Turkey will buy two batteries of S-400 surface-to-air missile systems from Russia in order to fulfil the country’s urgent requirement, sources claimed. The procurement agreement will likely be concluded when the Russian and Turkish finance ministers complete the loan agreement.
Turkey and Russia have engaged in ongoing talks regarding Turkey’s cooperation with Russia in the defense sector since the Russian-Turkish rapprochement in August 2016. However, the discussions have gained new momentum in recent weeks. Russian President Vladimir Putin’s spokesperson Dmitry Peskov announced on March 15 that President Recep Tayyip Erdoğan and Putin had discussed this issue during Erdoğan’s recent visit to Moscow on March 10, adding that both leaders were interested in the missile sale.
Commenting on this issue, Turkish Defense Minister Fikri Işık said on March 16 that, “Progress is being made in the discussions,” while adding that procurement talks have not yet been finalized. Officials for the Russian state corporation Rostec, which produces the S-400 systems, also confirmed that Ankara is ready to buy S-400 missile systems with a Russian loan, saying: “Turkey is expressing that it wishes to receive a loan. As soon as an agreement is signed and a decision is made on the amount of the loan, then we will sign a contract for the supply, including the S-400,” Rostec CEO Sergey Chemezov said on March 14.
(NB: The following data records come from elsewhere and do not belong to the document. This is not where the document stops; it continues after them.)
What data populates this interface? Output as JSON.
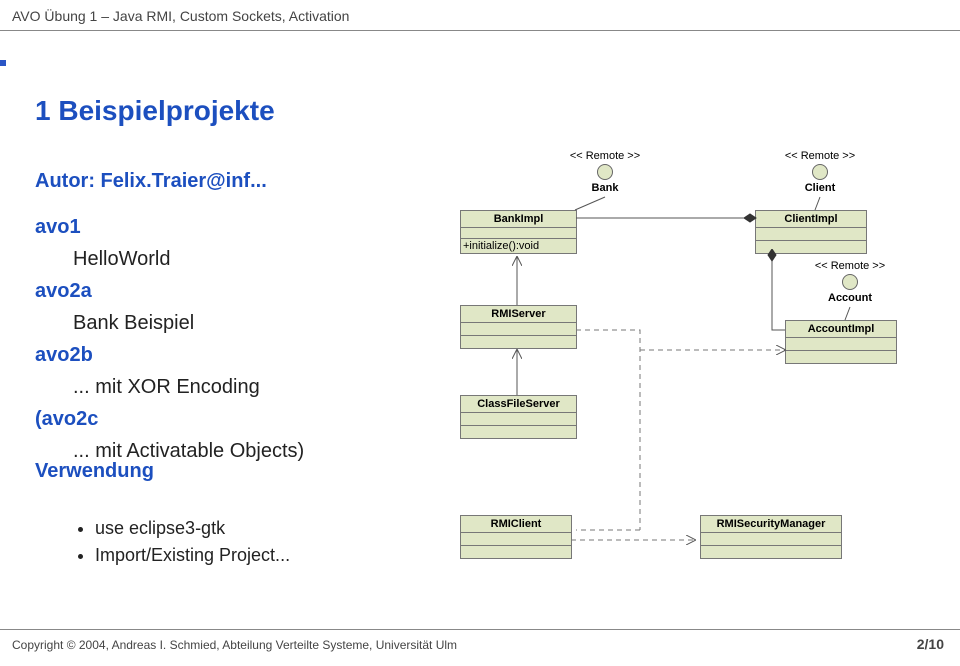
{
  "header": "AVO Übung 1 – Java RMI, Custom Sockets, Activation",
  "title": "1 Beispielprojekte",
  "author_label": "Autor: Felix.Traier@inf...",
  "items": {
    "avo1_key": "avo1",
    "avo1_sub": "HelloWorld",
    "avo2a_key": "avo2a",
    "avo2a_sub": "Bank Beispiel",
    "avo2b_key": "avo2b",
    "avo2b_sub": "... mit XOR Encoding",
    "avo2c_key": "(avo2c",
    "avo2c_sub": "... mit Activatable Objects)"
  },
  "usage_title": "Verwendung",
  "bullets": {
    "b1": "use eclipse3-gtk",
    "b2": "Import/Existing Project..."
  },
  "footer": "Copyright © 2004, Andreas I. Schmied, Abteilung Verteilte Systeme, Universität Ulm",
  "page": "2/10",
  "uml": {
    "remote_stereo": "<< Remote >>",
    "bank": "Bank",
    "client": "Client",
    "account": "Account",
    "bankimpl": "BankImpl",
    "bankimpl_method": "+initialize():void",
    "clientimpl": "ClientImpl",
    "accountimpl": "AccountImpl",
    "rmiserver": "RMIServer",
    "classfileserver": "ClassFileServer",
    "rmiclient": "RMIClient",
    "rmisecurity": "RMISecurityManager"
  },
  "chart_data": {
    "type": "table",
    "description": "UML class diagram",
    "interfaces": [
      {
        "name": "Bank",
        "stereotype": "<< Remote >>"
      },
      {
        "name": "Client",
        "stereotype": "<< Remote >>"
      },
      {
        "name": "Account",
        "stereotype": "<< Remote >>"
      }
    ],
    "classes": [
      {
        "name": "BankImpl",
        "methods": [
          "+initialize():void"
        ],
        "implements": [
          "Bank"
        ]
      },
      {
        "name": "ClientImpl",
        "implements": [
          "Client"
        ]
      },
      {
        "name": "AccountImpl",
        "implements": [
          "Account"
        ]
      },
      {
        "name": "RMIServer"
      },
      {
        "name": "ClassFileServer"
      },
      {
        "name": "RMIClient"
      },
      {
        "name": "RMISecurityManager"
      }
    ],
    "associations": [
      {
        "from": "BankImpl",
        "to": "ClientImpl",
        "type": "composition"
      },
      {
        "from": "ClientImpl",
        "to": "AccountImpl",
        "type": "composition"
      },
      {
        "from": "RMIServer",
        "to": "BankImpl",
        "type": "association-open-arrow"
      },
      {
        "from": "ClassFileServer",
        "to": "RMIServer",
        "type": "association-open-arrow"
      },
      {
        "from": "RMIServer",
        "to": "RMIClient",
        "type": "dependency-dashed"
      },
      {
        "from": "RMIClient",
        "to": "RMISecurityManager",
        "type": "dependency-dashed-arrow"
      },
      {
        "from": "RMIClient",
        "to": "AccountImpl",
        "type": "dependency-dashed"
      }
    ]
  }
}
The S-400 was developed as an upgraded version of the S-300 series of surface-to-air missile systems. The system entered service in April 2007 and the first S-400 was deployed in combat in August 2007. A regular S-400 battalion consists of at least eight launchers with 32 missiles and a mobile command post. The system can engage all types of aerial targets, including aircraft, unmanned aerial vehicles (UAV) and ballistic and cruise missiles within the range of 400 kilometers (249 miles), at an altitude of up to 30 kilometers. The S-400 systems are capable of firing three types of missiles to create a layered defense, and the system can be deployed within five minutes, while simultaneously engaging 36 targets.
As a NATO-member, Turkey’s procurement of the Russian S-400 system has raised concerns regarding the compatibility and integration of these weapons into the NATO infrastructure. Minister Işık clarified last week that Turkey will use the Russian systems without integration, noting: ”Russia’s S-400 missile systems will not be integrated into the NATO system.”
Minister Işık also said the Russian missile system will be used to fulfill Turkey’s immediate requirement, while stressing that the uncompromising attitude of NATO-member countries compelled Turkey to purchasing Russia’s S-400 missile defense system. “We underwent negotiations to purchase NATO-produced missile systems, but we could not get a reasonable offer in terms of price and technology transfer. Thus, our negotiations with the Russians have intensified,” Minister Işık said on March 15.
Meanwhile, Turkey’s efforts to develop its indigenous long-range air missile defense system will continue, even after the procurement of Russian S-400s. ”We have already developed the short-range ballistic missile Hisar and are currently working on the mid-range Hisar project. Developments for our own long-range defense system are currently ongoing and we will be able to produce these systems within five to seven years,” he said.
The S-400 missiles are the new generation of Russian missile systems and Russia has only sold the system to China and India thus far. Last year, both China and India signed an intergovernmental agreement for the procurement of four regiments of Russian-made S-400s. Turkey will be the first NATO-member country to purchase the system.